Réindustrialiser sans mobilités ?

« Au travail, on s’y rend autrement »

C’est le slogan mis en avant par l’ADEME (Agence de la Transition écologique) pour promouvoir le challenge de la mobilité en Bourgogne Franche-Comté. Cette promotion, soutenue par le Conseil régional de Bourgogne Franche-Comté, au demeurant utile dans les zones urbaines ou péri-urbaines, peut-elle correspondre à des personnes résidant dans les villages isolés et travaillant à 20, 25 ou 30 kilomètres ?
La voiture demeure le seul moyen de transport fiable pour les liaisons domicile-travail au quotidien. Si le covoiturage est une solution alternative, il reste que les horaires de travail doivent être compatibles entre les différents passagers d’une voiture !

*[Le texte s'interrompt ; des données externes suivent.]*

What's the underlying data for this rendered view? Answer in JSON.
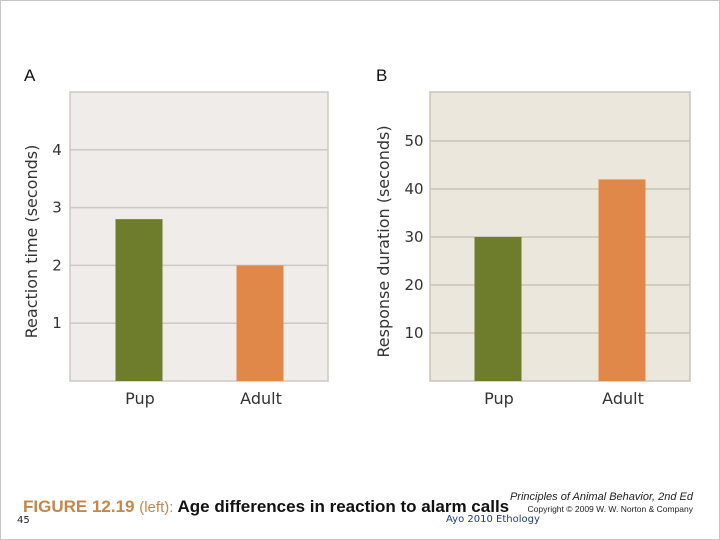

44 000 frontaliers francs-comtois traversent la frontière chaque jour pour travailler en Suisse

Le nombre de frontaliers a augmenté de 10% en un an, soit 3836 travailleurs en plus (source Pôle Emploi et Insee). Plus de 7 frontaliers sur 10 résident dans le Doubs, 2 sur 10 dans le Jura et 10% dans le Territoire de Belfort.
90% des frontaliers travaillent dans 3 cantons suisses : celui de Vaud concentre 39% des frontaliers, 32% dans le canton de Neuchâtel et 19% dans celui du Jura.

Aucune offre ferroviaire satisfaisante

Pour l’association des usagers des transports de l’Aire urbaine, il s’agit d’accélérer le cadencement et l’adaptation des horaires aux besoins des scolaires et frontaliers. « Sans un cadencement rapproché, l’exploitation d’un réseau de transport en commun est voué à l’échec ». L’association n’entend rien révolutionner. Les solutions sont de bon sens… ! Mais le bon sens ne fait pas bon ménage avec la technocratie.

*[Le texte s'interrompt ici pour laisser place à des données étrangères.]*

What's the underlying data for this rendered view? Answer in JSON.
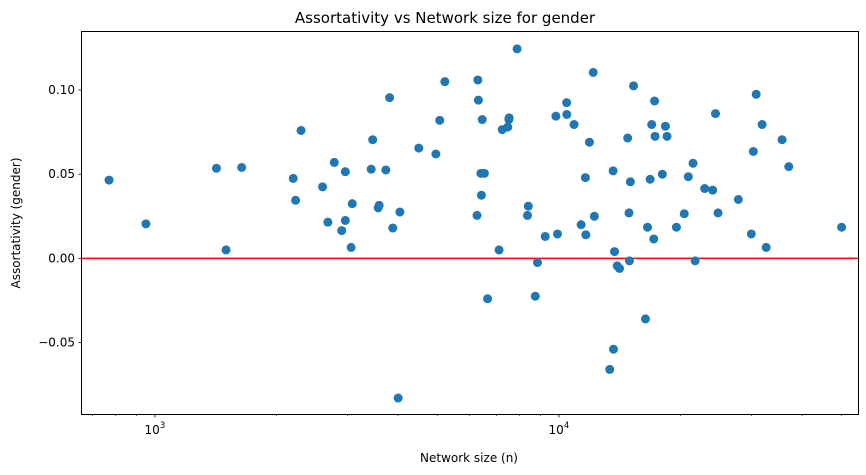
{
  "chart_data": {
    "type": "scatter",
    "title": "Assortativity vs Network size for gender",
    "xlabel": "Network size (n)",
    "ylabel": "Assortativity (gender)",
    "xscale": "log",
    "xlim": [
      660,
      55000
    ],
    "ylim": [
      -0.0925,
      0.1345
    ],
    "x_ticks": [
      {
        "value": 1000,
        "base": "10",
        "exp": "3"
      },
      {
        "value": 10000,
        "base": "10",
        "exp": "4"
      }
    ],
    "y_ticks": [
      {
        "value": -0.05,
        "label": "−0.05"
      },
      {
        "value": 0.0,
        "label": "0.00"
      },
      {
        "value": 0.05,
        "label": "0.05"
      },
      {
        "value": 0.1,
        "label": "0.10"
      }
    ],
    "grid": false,
    "reference_line": {
      "y": 0.0,
      "color": "#ff0000"
    },
    "marker_color": "#1f77b4",
    "points": [
      {
        "x": 770,
        "y": 0.0465
      },
      {
        "x": 950,
        "y": 0.0205
      },
      {
        "x": 1420,
        "y": 0.0535
      },
      {
        "x": 1500,
        "y": 0.005
      },
      {
        "x": 1640,
        "y": 0.054
      },
      {
        "x": 2200,
        "y": 0.0475
      },
      {
        "x": 2230,
        "y": 0.0345
      },
      {
        "x": 2300,
        "y": 0.076
      },
      {
        "x": 2600,
        "y": 0.0425
      },
      {
        "x": 2680,
        "y": 0.0215
      },
      {
        "x": 2780,
        "y": 0.057
      },
      {
        "x": 2900,
        "y": 0.0165
      },
      {
        "x": 2960,
        "y": 0.0515
      },
      {
        "x": 2960,
        "y": 0.0225
      },
      {
        "x": 3060,
        "y": 0.0065
      },
      {
        "x": 3080,
        "y": 0.0325
      },
      {
        "x": 3430,
        "y": 0.053
      },
      {
        "x": 3460,
        "y": 0.0705
      },
      {
        "x": 3570,
        "y": 0.03
      },
      {
        "x": 3590,
        "y": 0.0315
      },
      {
        "x": 3730,
        "y": 0.0525
      },
      {
        "x": 3810,
        "y": 0.0955
      },
      {
        "x": 3880,
        "y": 0.018
      },
      {
        "x": 4000,
        "y": -0.083
      },
      {
        "x": 4040,
        "y": 0.0275
      },
      {
        "x": 4500,
        "y": 0.0655
      },
      {
        "x": 4960,
        "y": 0.062
      },
      {
        "x": 5070,
        "y": 0.082
      },
      {
        "x": 5220,
        "y": 0.105
      },
      {
        "x": 6270,
        "y": 0.0255
      },
      {
        "x": 6300,
        "y": 0.106
      },
      {
        "x": 6320,
        "y": 0.094
      },
      {
        "x": 6410,
        "y": 0.0505
      },
      {
        "x": 6430,
        "y": 0.0375
      },
      {
        "x": 6460,
        "y": 0.0825
      },
      {
        "x": 6540,
        "y": 0.0505
      },
      {
        "x": 6660,
        "y": -0.024
      },
      {
        "x": 7110,
        "y": 0.005
      },
      {
        "x": 7240,
        "y": 0.0765
      },
      {
        "x": 7470,
        "y": 0.078
      },
      {
        "x": 7520,
        "y": 0.0825
      },
      {
        "x": 7530,
        "y": 0.0835
      },
      {
        "x": 7880,
        "y": 0.1245
      },
      {
        "x": 8360,
        "y": 0.0255
      },
      {
        "x": 8400,
        "y": 0.031
      },
      {
        "x": 8740,
        "y": -0.0225
      },
      {
        "x": 8850,
        "y": -0.0025
      },
      {
        "x": 9250,
        "y": 0.013
      },
      {
        "x": 9830,
        "y": 0.0845
      },
      {
        "x": 9920,
        "y": 0.0145
      },
      {
        "x": 10450,
        "y": 0.0925
      },
      {
        "x": 10460,
        "y": 0.0855
      },
      {
        "x": 10900,
        "y": 0.0795
      },
      {
        "x": 11350,
        "y": 0.02
      },
      {
        "x": 11630,
        "y": 0.048
      },
      {
        "x": 11660,
        "y": 0.014
      },
      {
        "x": 11900,
        "y": 0.069
      },
      {
        "x": 12160,
        "y": 0.1105
      },
      {
        "x": 12240,
        "y": 0.025
      },
      {
        "x": 13360,
        "y": -0.066
      },
      {
        "x": 13620,
        "y": 0.052
      },
      {
        "x": 13650,
        "y": -0.054
      },
      {
        "x": 13730,
        "y": 0.004
      },
      {
        "x": 13940,
        "y": -0.0045
      },
      {
        "x": 14130,
        "y": -0.006
      },
      {
        "x": 14800,
        "y": 0.0715
      },
      {
        "x": 14910,
        "y": 0.027
      },
      {
        "x": 14950,
        "y": -0.0015
      },
      {
        "x": 15030,
        "y": 0.0455
      },
      {
        "x": 15300,
        "y": 0.1025
      },
      {
        "x": 16380,
        "y": -0.036
      },
      {
        "x": 16570,
        "y": 0.0185
      },
      {
        "x": 16820,
        "y": 0.047
      },
      {
        "x": 16970,
        "y": 0.0795
      },
      {
        "x": 17170,
        "y": 0.0115
      },
      {
        "x": 17250,
        "y": 0.0935
      },
      {
        "x": 17300,
        "y": 0.0725
      },
      {
        "x": 18030,
        "y": 0.05
      },
      {
        "x": 18350,
        "y": 0.0785
      },
      {
        "x": 18520,
        "y": 0.0725
      },
      {
        "x": 19540,
        "y": 0.0185
      },
      {
        "x": 20430,
        "y": 0.0265
      },
      {
        "x": 20910,
        "y": 0.0485
      },
      {
        "x": 21480,
        "y": 0.0565
      },
      {
        "x": 21740,
        "y": -0.0015
      },
      {
        "x": 22950,
        "y": 0.0415
      },
      {
        "x": 24020,
        "y": 0.0405
      },
      {
        "x": 24410,
        "y": 0.086
      },
      {
        "x": 24770,
        "y": 0.027
      },
      {
        "x": 27810,
        "y": 0.035
      },
      {
        "x": 29940,
        "y": 0.0145
      },
      {
        "x": 30290,
        "y": 0.0635
      },
      {
        "x": 30790,
        "y": 0.0975
      },
      {
        "x": 31840,
        "y": 0.0795
      },
      {
        "x": 32590,
        "y": 0.0065
      },
      {
        "x": 35680,
        "y": 0.0705
      },
      {
        "x": 37070,
        "y": 0.0545
      },
      {
        "x": 50090,
        "y": 0.0185
      }
    ]
  }
}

La ligne des Horlogers…bienvenue au royaume d’Absurdie !

La Région a dépensé 50 millions d’euros pour réhabiliter cette ligne essentielle qui relie…en théorie…Besançon à La Chaux-de-Fonds. Mais la liaison côté français Morteau-Col des Roches est loin d’être terminée et le cadencement permet à un travailleur frontalier habitant à Besançon d’arriver à son travail…à l’heure de l’apéritif !
Environ 11000 frontaliers travaillent dans le canton de Neuchâtel (essentiellement entre Le Locle et La Chaux-de-Fonds). Ce sont donc potentiellement des milliers de voyageurs/jour qui pourraient prendre le train. Là encore, des études récentes ont démontré la pertinence d’un cadencement allant jusqu’à 12 A/R par jour, soit un train toutes les heures, voire toutes les ½ heures aux heures de pointe.

Embouteillages

Conseil régional et SNCF réseau répondent en chœur « il n’y a pas de voyageurs » ! Sans offre adaptée, il ne peut pas y avoir de demande…compliqué à comprendre. Cela fait plus de 20 ans que le problème se pose, cela fait plus de 20 ans que les suisses ont aménagé leur réseau, cela fait plus de 20 ans que les frontaliers (qui participent à la richesse de la Franche-Comté) doivent passer des heures dans les embouteillages. Dans le même temps, la collectivité régionale et l’État prônent l’utilisation des transports en commun « pour sauver la planète ».

Une étude de 2016 a proposé un système de navette entre Morteau et La Chaux-de-Fonds à raison de 18 A/R à condition d’une infrastructure en état entre Morteau et le Col des Roches. L’étude, pourtant très documentée, ne trouve aucun écho du côté de Michel Neugnot, vice-président chargé des transports à la région BFC.

La ligne des Hirondelles ne s’est pas envolée…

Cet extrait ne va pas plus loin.